Typical of the kind of comment Catholic leaders would have preferred not to have faced,was a contribution to a recent ZDF television discussion programme by Professor Klaus Beier, head of the Institute of Sexology and Sexual Medicine at Berlin's Charite Hospital.
"If you are already struggling with a conflicted sexuality, including paedophile tendencies, then it is attractive to become part of an institution that obliges you to be celibate," he said.
"I have seen many of these cases... and it is something the Catholic Church should be made aware of."
More surprising has been the contribution to the debate of senior figures from inside the Church, including Hamburg Auxiliary Bishop Hans-Jochen Jaschke, who seemed to add fuel to the fire of those making a connection between priestly celibacy and paedophilia.
He was quoted as saying that the "celibate lifestyle can attract people who have an abnormal sexuality and cannot integrate sexuality into their lives."
But even those outspoken Catholic rebels who have long called for a discussion about the future of celibacy - including Father Hans Kung, a contemporary of the Pope and well-known thorn in the side of the Vatican - have distanced themselves from any attempt to link paedophile offences and priestly vows of chastity.
Now another theologian, Manfred Luetz, psychiatrist, author and organiser of a 2003 Vatican congress about the abuse of children, has been defending the Church's stance, resisting any link between celibacy and paedophilia.
"I do not think that the Vatican is trying to prevent any debate about celibacy," he said, speaking in his office at Cologne's Alexianer Hospital, where he is director.
"Catholics are free to talk about it. Celibacy is no dogma. But I think when we have a discussion about abuse, then this is not the moment to discuss celibacy, because then we make the same strategies as the offenders do.
"The offenders always say 'we are not the guilty ones; society is guilty, the church is guilty, celibacy is the problem, not us'. And I do not want to be an accomplice to such escape strategies".
Dr Luetz dismisses any suggestion of a scientific correlation between celibacy and abuse.
"The father of a family", he says, "is 36 times more likely to abuse than a celibate priest.
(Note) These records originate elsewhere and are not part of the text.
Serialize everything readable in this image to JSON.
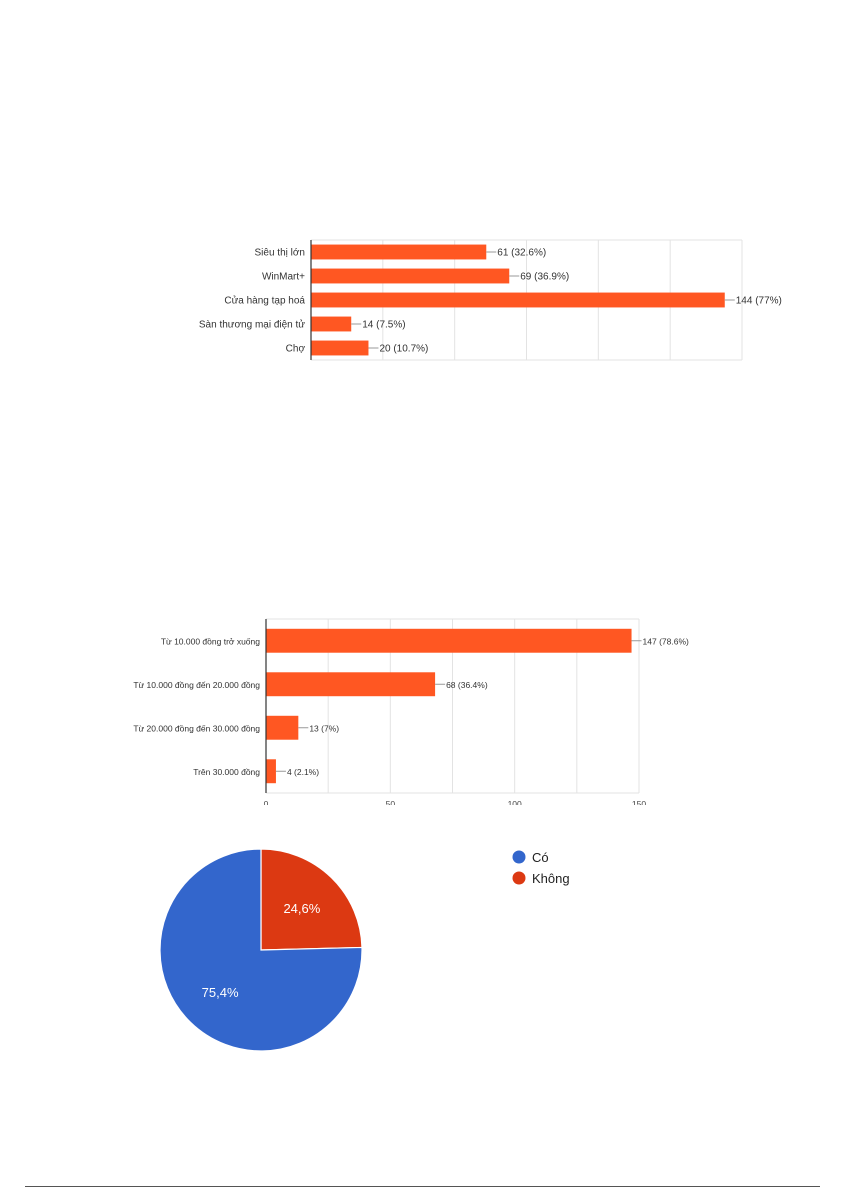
{
  "chart_data": [
    {
      "type": "bar",
      "orientation": "horizontal",
      "categories": [
        "Siêu thị lớn",
        "WinMart+",
        "Cửa hàng tạp hoá",
        "Sàn thương mại điện tử",
        "Chợ"
      ],
      "values": [
        61,
        69,
        144,
        14,
        20
      ],
      "data_labels": [
        "61 (32.6%)",
        "69 (36.9%)",
        "144 (77%)",
        "14 (7.5%)",
        "20 (10.7%)"
      ],
      "xlim": [
        0,
        150
      ],
      "grid": true,
      "bar_color": "#ff5722"
    },
    {
      "type": "bar",
      "orientation": "horizontal",
      "categories": [
        "Từ 10.000 đồng trở xuống",
        "Từ 10.000 đồng đến 20.000 đồng",
        "Từ 20.000 đồng đến 30.000 đồng",
        "Trên 30.000 đồng"
      ],
      "values": [
        147,
        68,
        13,
        4
      ],
      "data_labels": [
        "147 (78.6%)",
        "68 (36.4%)",
        "13 (7%)",
        "4 (2.1%)"
      ],
      "xlim": [
        0,
        150
      ],
      "xticks": [
        "0",
        "50",
        "100",
        "150"
      ],
      "grid": true,
      "bar_color": "#ff5722"
    },
    {
      "type": "pie",
      "slices": [
        {
          "name": "Có",
          "value": 75.4,
          "label": "75,4%",
          "color": "#3366cc"
        },
        {
          "name": "Không",
          "value": 24.6,
          "label": "24,6%",
          "color": "#dc3912"
        }
      ],
      "legend": "right"
    }
  ]
}
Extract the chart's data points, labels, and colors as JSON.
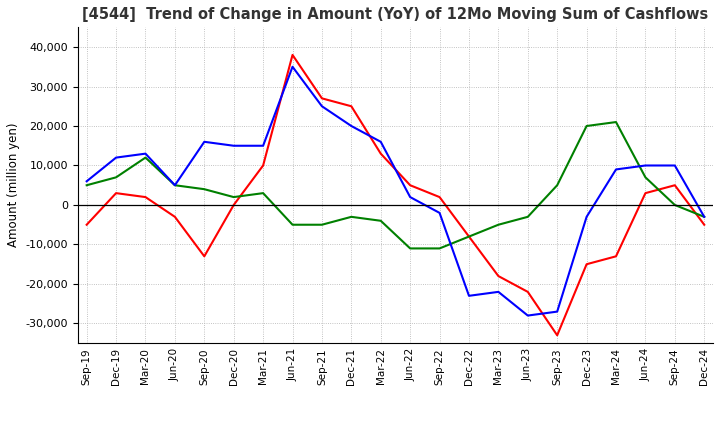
{
  "title": "[4544]  Trend of Change in Amount (YoY) of 12Mo Moving Sum of Cashflows",
  "ylabel": "Amount (million yen)",
  "ylim": [
    -35000,
    45000
  ],
  "yticks": [
    -30000,
    -20000,
    -10000,
    0,
    10000,
    20000,
    30000,
    40000
  ],
  "x_labels": [
    "Sep-19",
    "Dec-19",
    "Mar-20",
    "Jun-20",
    "Sep-20",
    "Dec-20",
    "Mar-21",
    "Jun-21",
    "Sep-21",
    "Dec-21",
    "Mar-22",
    "Jun-22",
    "Sep-22",
    "Dec-22",
    "Mar-23",
    "Jun-23",
    "Sep-23",
    "Dec-23",
    "Mar-24",
    "Jun-24",
    "Sep-24",
    "Dec-24"
  ],
  "operating": [
    -5000,
    3000,
    2000,
    -3000,
    -13000,
    0,
    10000,
    38000,
    27000,
    25000,
    13000,
    5000,
    2000,
    -8000,
    -18000,
    -22000,
    -33000,
    -15000,
    -13000,
    3000,
    5000,
    -5000
  ],
  "investing": [
    5000,
    7000,
    12000,
    5000,
    4000,
    2000,
    3000,
    -5000,
    -5000,
    -3000,
    -4000,
    -11000,
    -11000,
    -8000,
    -5000,
    -3000,
    5000,
    20000,
    21000,
    7000,
    0,
    -3000
  ],
  "free": [
    6000,
    12000,
    13000,
    5000,
    16000,
    15000,
    15000,
    35000,
    25000,
    20000,
    16000,
    2000,
    -2000,
    -23000,
    -22000,
    -28000,
    -27000,
    -3000,
    9000,
    10000,
    10000,
    -3000
  ],
  "operating_color": "#ff0000",
  "investing_color": "#008000",
  "free_color": "#0000ff",
  "background_color": "#ffffff",
  "grid_color": "#b0b0b0"
}
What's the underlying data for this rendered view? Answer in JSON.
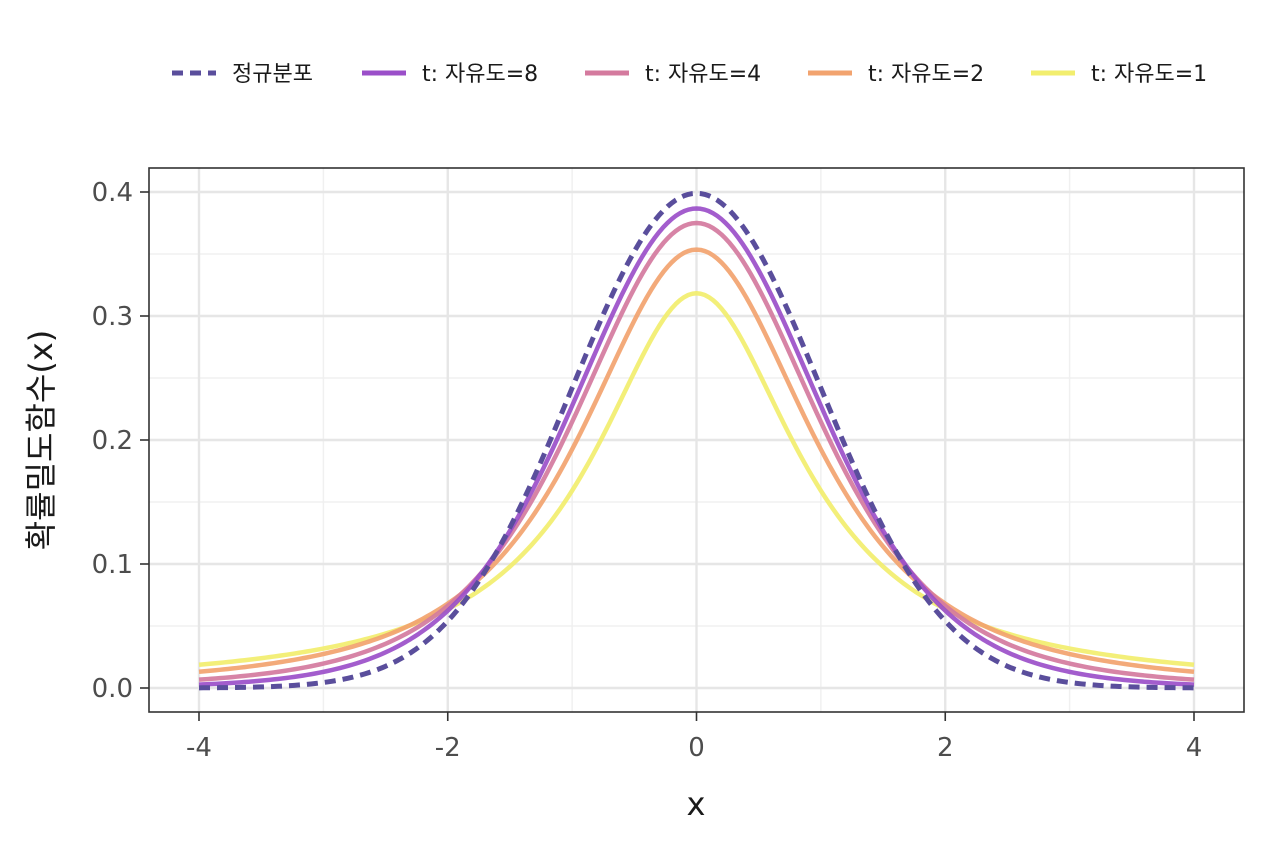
{
  "chart_data": {
    "type": "line",
    "title": "",
    "xlabel": "x",
    "ylabel": "확률밀도함수(x)",
    "xlim": [
      -4,
      4
    ],
    "ylim": [
      0,
      0.4
    ],
    "x_ticks": [
      -4,
      -2,
      0,
      2,
      4
    ],
    "x_tick_labels": [
      "-4",
      "-2",
      "0",
      "2",
      "4"
    ],
    "y_ticks": [
      0.0,
      0.1,
      0.2,
      0.3,
      0.4
    ],
    "y_tick_labels": [
      "0.0",
      "0.1",
      "0.2",
      "0.3",
      "0.4"
    ],
    "grid": true,
    "legend_position": "top",
    "series": [
      {
        "name": "정규분포",
        "dist": "normal",
        "df": null,
        "color": "#5a4e9c",
        "dashed": true,
        "x": [
          -4,
          -3.5,
          -3,
          -2.5,
          -2,
          -1.5,
          -1,
          -0.5,
          0,
          0.5,
          1,
          1.5,
          2,
          2.5,
          3,
          3.5,
          4
        ],
        "y": [
          0.0001,
          0.0009,
          0.0044,
          0.0175,
          0.054,
          0.1295,
          0.242,
          0.3521,
          0.3989,
          0.3521,
          0.242,
          0.1295,
          0.054,
          0.0175,
          0.0044,
          0.0009,
          0.0001
        ]
      },
      {
        "name": "t: 자유도=8",
        "dist": "t",
        "df": 8,
        "color": "#9b4fc9",
        "dashed": false,
        "x": [
          -4,
          -3,
          -2,
          -1,
          0,
          1,
          2,
          3,
          4
        ],
        "y": [
          0.0034,
          0.0147,
          0.0624,
          0.2276,
          0.3867,
          0.2276,
          0.0624,
          0.0147,
          0.0034
        ]
      },
      {
        "name": "t: 자유도=4",
        "dist": "t",
        "df": 4,
        "color": "#d47a9e",
        "dashed": false,
        "x": [
          -4,
          -3,
          -2,
          -1,
          0,
          1,
          2,
          3,
          4
        ],
        "y": [
          0.0067,
          0.0197,
          0.0663,
          0.2147,
          0.375,
          0.2147,
          0.0663,
          0.0197,
          0.0067
        ]
      },
      {
        "name": "t: 자유도=2",
        "dist": "t",
        "df": 2,
        "color": "#f2a36f",
        "dashed": false,
        "x": [
          -4,
          -3,
          -2,
          -1,
          0,
          1,
          2,
          3,
          4
        ],
        "y": [
          0.0131,
          0.0274,
          0.068,
          0.1925,
          0.3536,
          0.1925,
          0.068,
          0.0274,
          0.0131
        ]
      },
      {
        "name": "t: 자유도=1",
        "dist": "t",
        "df": 1,
        "color": "#f2ee6e",
        "dashed": false,
        "x": [
          -4,
          -3,
          -2,
          -1,
          0,
          1,
          2,
          3,
          4
        ],
        "y": [
          0.0187,
          0.0318,
          0.0637,
          0.1592,
          0.3183,
          0.1592,
          0.0637,
          0.0318,
          0.0187
        ]
      }
    ]
  }
}
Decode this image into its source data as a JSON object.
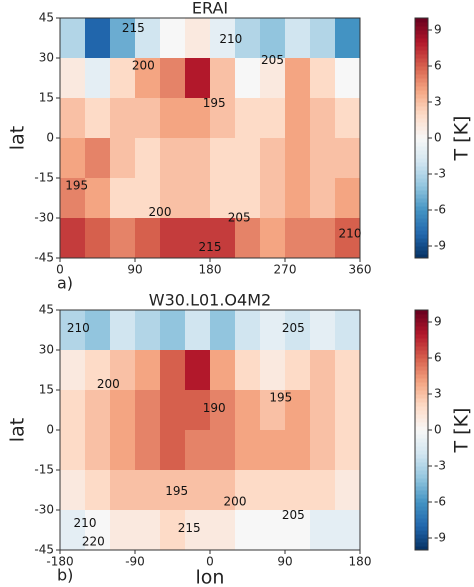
{
  "chart_data": [
    {
      "type": "heatmap",
      "title": "ERAI",
      "ylabel": "lat",
      "panel_label": "a)",
      "x": [
        15,
        45,
        75,
        105,
        135,
        165,
        195,
        225,
        255,
        285,
        315,
        345
      ],
      "y": [
        37.5,
        22.5,
        7.5,
        -7.5,
        -22.5,
        -37.5
      ],
      "z": [
        [
          -3,
          -8,
          -5,
          -2,
          0,
          1,
          -1,
          -3,
          -4,
          -2,
          -3,
          -6
        ],
        [
          1,
          -1,
          2,
          4,
          5,
          8,
          3,
          0,
          1,
          4,
          2,
          0
        ],
        [
          3,
          2,
          3,
          3,
          4,
          4,
          3,
          2,
          2,
          4,
          3,
          2
        ],
        [
          4,
          5,
          3,
          2,
          3,
          3,
          2,
          2,
          3,
          4,
          3,
          3
        ],
        [
          5,
          4,
          2,
          2,
          3,
          3,
          2,
          2,
          3,
          4,
          3,
          4
        ],
        [
          7,
          6,
          5,
          6,
          7,
          7,
          7,
          5,
          4,
          5,
          5,
          6
        ]
      ],
      "xlim": [
        0,
        360
      ],
      "xticks": [
        0,
        90,
        180,
        270,
        360
      ],
      "ylim": [
        -45,
        45
      ],
      "yticks": [
        -45,
        -30,
        -15,
        0,
        15,
        30,
        45
      ],
      "clim": [
        -10,
        10
      ],
      "cticks": [
        -9,
        -6,
        -3,
        0,
        3,
        6,
        9
      ],
      "colorbar_label": "T [K]",
      "colormap": [
        "#053061",
        "#2166ac",
        "#4393c3",
        "#92c5de",
        "#d1e5f0",
        "#f7f7f7",
        "#fddbc7",
        "#f4a582",
        "#d6604d",
        "#b2182b",
        "#67001f"
      ],
      "annotations": [
        {
          "text": "215",
          "x": 88,
          "y": 41
        },
        {
          "text": "210",
          "x": 205,
          "y": 37
        },
        {
          "text": "200",
          "x": 100,
          "y": 27
        },
        {
          "text": "205",
          "x": 255,
          "y": 29
        },
        {
          "text": "195",
          "x": 185,
          "y": 13
        },
        {
          "text": "195",
          "x": 20,
          "y": -18
        },
        {
          "text": "200",
          "x": 120,
          "y": -28
        },
        {
          "text": "205",
          "x": 215,
          "y": -30
        },
        {
          "text": "215",
          "x": 180,
          "y": -41
        },
        {
          "text": "210",
          "x": 348,
          "y": -36
        }
      ]
    },
    {
      "type": "heatmap",
      "title": "W30.L01.O4M2",
      "xlabel": "lon",
      "ylabel": "lat",
      "panel_label": "b)",
      "x": [
        -165,
        -135,
        -105,
        -75,
        -45,
        -15,
        15,
        45,
        75,
        105,
        135,
        165
      ],
      "y": [
        37.5,
        22.5,
        7.5,
        -7.5,
        -22.5,
        -37.5
      ],
      "z": [
        [
          -3,
          -4,
          -2,
          -3,
          -4,
          -2,
          -4,
          -2,
          -1,
          -2,
          -1,
          -2
        ],
        [
          1,
          2,
          3,
          4,
          6,
          8,
          4,
          2,
          1,
          2,
          3,
          2
        ],
        [
          2,
          3,
          4,
          5,
          6,
          6,
          5,
          4,
          3,
          4,
          3,
          2
        ],
        [
          2,
          3,
          4,
          5,
          6,
          5,
          5,
          4,
          4,
          4,
          3,
          2
        ],
        [
          1,
          2,
          3,
          3,
          3,
          3,
          3,
          2,
          2,
          2,
          2,
          1
        ],
        [
          -1,
          0,
          1,
          1,
          2,
          1,
          1,
          0,
          0,
          0,
          -1,
          -1
        ]
      ],
      "xlim": [
        -180,
        180
      ],
      "xticks": [
        -180,
        -90,
        0,
        90,
        180
      ],
      "ylim": [
        -45,
        45
      ],
      "yticks": [
        -45,
        -30,
        -15,
        0,
        15,
        30,
        45
      ],
      "clim": [
        -10,
        10
      ],
      "cticks": [
        -9,
        -6,
        -3,
        0,
        3,
        6,
        9
      ],
      "colorbar_label": "T [K]",
      "colormap": [
        "#053061",
        "#2166ac",
        "#4393c3",
        "#92c5de",
        "#d1e5f0",
        "#f7f7f7",
        "#fddbc7",
        "#f4a582",
        "#d6604d",
        "#b2182b",
        "#67001f"
      ],
      "annotations": [
        {
          "text": "210",
          "x": -158,
          "y": 38
        },
        {
          "text": "205",
          "x": 100,
          "y": 38
        },
        {
          "text": "200",
          "x": -122,
          "y": 17
        },
        {
          "text": "190",
          "x": 5,
          "y": 8
        },
        {
          "text": "195",
          "x": 85,
          "y": 12
        },
        {
          "text": "195",
          "x": -40,
          "y": -23
        },
        {
          "text": "200",
          "x": 30,
          "y": -27
        },
        {
          "text": "205",
          "x": 100,
          "y": -32
        },
        {
          "text": "210",
          "x": -150,
          "y": -35
        },
        {
          "text": "215",
          "x": -25,
          "y": -37
        },
        {
          "text": "220",
          "x": -140,
          "y": -42
        }
      ]
    }
  ]
}
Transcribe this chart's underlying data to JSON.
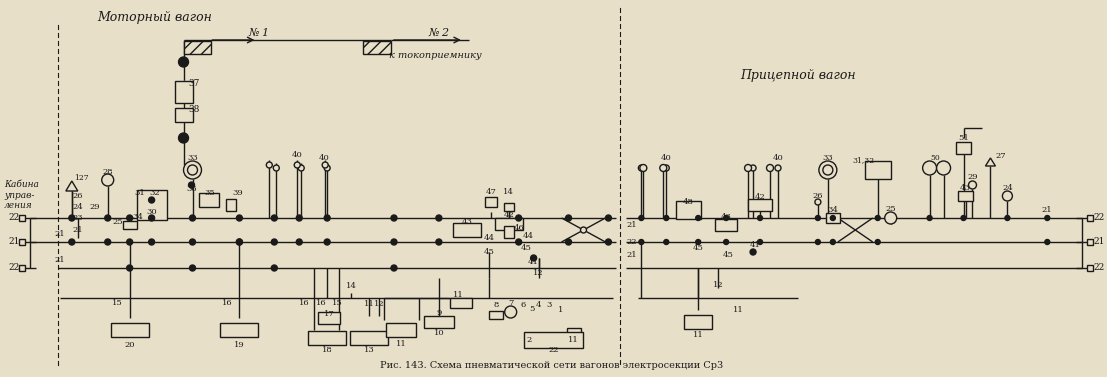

So it is not good to discuss celibacy in this context.
"Instead, we have to discuss how to prevent other abuses, we have to speak about the victims and we have to speak about the way we approach these topics with transparency."
Dr Luetz says the Church has already been doing this for six years, noting that guidelines are now in place and praising a campaign in Germany for victims to come forward.
But he also notes that most of the cases now emerging date back to long before these measures were put in place.
"I know many think that reforming celibacy rules would be a modernisation, but what is modernising?" he asks.
"The Protestant Church doesn't have celibacy and the number of people leaving their clergy is higher than ours."
Many German Catholics visiting Cologne's famous cathedral during Easter week do appear, however, to fix on priestly celibacy as one of the issues contributing to the church's current problems.
One woman in her 20s suggested marriage for priests would be a healthy step forward for the institution.
"If it would be allowed I think there wouldn't be so many problems and so many secrets that they have to keep," she said.
Another church-goer said she thought more worldly experience had to be a good thing among priests.
"The family and children - they should experience what they are talking about," she said.
A man visiting the cathedral with his wife and daughters agreed.
"It should be possible for priests to marry," he said.
"It would be a good face for the church, so people can see they make a first step to be more modern and to be actual."
Damian Sassin, who served as a Jesuit priest for 10 years before leaving the priesthood and getting married, is also among those who supports reform.
"The celibacy rule is a part of the current crisis of the Church. It's definitely not the only one but it plays a role in it," he said.
"It took me a while for me to... finally admit that I just couldn't live this [way] happily and healthily, knowing quite a few priests who obviously couldn't do that either, but kept doing it, and became more and more strange people."